The Great Revenue Nose Dive
Listening to conservative legislators, one would think that state revenues have been growing like crazy—that the current state budget deficit is the result of spending run amuck. In fact, the state’s budget debacle is primarily the result of plummeting revenue.
To be more specific, during the FY 2010-11 biennium, real per capita state revenue will be at its lowest ebb in well over a decade.
“Current resources” are a measure of the total revenue coming into the state general fund over the course of a biennium from tax and non-tax sources, including dedicated revenues and transfers. During the FY 2010-11 biennium, current resources in constant dollars* were at their lowest point so far this century.
The figure below shows the trend in per capita state general fund revenue from the FY 2000-01 biennium through the FY 2014-15 biennium (projected), assuming no changes to current law. The amounts shown represent the average annual level of current resources for both years of each biennium in constant FY 2010-11 dollars per capita.
During the four biennia from FY 2000-01 to FY 2006-07, annual current resources hovered around $3,500 per capita. Then enter the Great Recession and the great revenue nose dive. Real per capita current resources plunged by about 17 percent over the next two biennia. Projected annual resources for the three biennia from FY 2010-11 to FY 2014-15 will hover around $2,900 per capita—or about $600 per capita less than a decade earlier.
The last time that real per capita general fund current resources were as low as in FY 2010-11 was in FY 1990-91. From the perspective of the general fund, a lot has changed over this period. For example, funding for general education, income maintenance, court administration, and operating transit have all been shifted off of the property tax and into the general fund.† In other words, the state is expected to pay for over a billion dollars of new funding obligations with less revenue than it had two decades ago.
In this context, let’s examine the conservative rally cry of “live within our means.” In effect, this means two things. First, it means cutting—not just curtailing the level of growth—in the level of public services and infrastructure. It means poorer maintenance for roads. It means dramatically higher transit cost. It means fewer elderly who can afford to live in their own homes due to cuts in state assistance. It means fewer Minnesotans without affordable health care. It means less funding for education. It means cuts in these and other public investments that help make Minnesota a great state.
The second thing that “living within our means” signifies is, ironically, new revenue—but gotten in such a way so as to protect “no new tax” ideologues from having to take responsibility for it. By reducing revenue sharing with local governments, the conservative tax plan will again shift more public costs on to regressive property taxes, which are borne disproportionately by low and middle income Minnesotans. Analysis from the House of Representatives’ own research department shows that the conservatives’ tax plan will result in $400 million (five percent statewide) in property tax increases in 2012. Including cuts in property tax refunds, it will result in over $1.2 billion in property tax increases by 2014.
So there you have “living within our means” in a nutshell: real reductions in public services and real tax increases for Minnesotans with the least ability to pay. All this is done so that the wealthiest households can continue to pay a smaller percentage of their income for state and local services than less well-off families who are struggling to make ends meet.

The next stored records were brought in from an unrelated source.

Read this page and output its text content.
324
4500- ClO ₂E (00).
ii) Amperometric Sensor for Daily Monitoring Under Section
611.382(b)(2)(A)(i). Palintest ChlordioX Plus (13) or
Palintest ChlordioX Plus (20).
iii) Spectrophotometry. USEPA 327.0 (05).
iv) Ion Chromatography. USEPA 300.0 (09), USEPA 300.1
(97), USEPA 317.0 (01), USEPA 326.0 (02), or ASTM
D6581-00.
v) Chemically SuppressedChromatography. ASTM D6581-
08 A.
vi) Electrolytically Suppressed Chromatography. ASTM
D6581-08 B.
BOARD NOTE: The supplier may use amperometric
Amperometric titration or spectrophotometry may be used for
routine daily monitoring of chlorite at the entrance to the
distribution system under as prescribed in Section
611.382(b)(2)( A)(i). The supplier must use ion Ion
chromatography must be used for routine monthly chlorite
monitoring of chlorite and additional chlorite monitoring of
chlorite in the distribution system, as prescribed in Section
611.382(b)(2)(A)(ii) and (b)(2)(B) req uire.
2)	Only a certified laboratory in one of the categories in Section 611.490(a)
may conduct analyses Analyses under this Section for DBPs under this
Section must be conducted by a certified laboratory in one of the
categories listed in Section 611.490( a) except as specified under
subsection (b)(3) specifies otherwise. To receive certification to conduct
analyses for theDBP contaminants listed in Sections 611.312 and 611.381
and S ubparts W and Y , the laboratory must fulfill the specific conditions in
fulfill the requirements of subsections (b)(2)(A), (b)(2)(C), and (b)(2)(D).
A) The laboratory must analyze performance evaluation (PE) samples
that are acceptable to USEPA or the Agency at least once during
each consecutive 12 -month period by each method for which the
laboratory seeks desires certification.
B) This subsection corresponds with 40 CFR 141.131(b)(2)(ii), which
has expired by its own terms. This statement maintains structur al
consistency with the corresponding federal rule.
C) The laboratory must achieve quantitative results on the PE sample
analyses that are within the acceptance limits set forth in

A 17 percent reduction in real per capita state resources is not living within our means, but well below our means. Our “means” should include asking the state’s wealthiest residents to pay a level of taxes closer to what other far less fortunate Minnesotans are paying so as to avoid the sharp reduction in the public investments that make Minnesota a prosperous, livable, and humane state.
*All inflation adjustments in this analysis are based on the implicit price deflator for state and local government purchases, which is the appropriate measure of inflation for the general fund according to the State Council of Economic Advisors.
†Actually, some of the costs the state has taken over have already been shifted back on to the property tax. For example, in order to address past deficits, the state has cut real per pupil state aid to Minnesota school districts, resulting in a significant shift of general education costs out of the state general fund and back on to the property tax.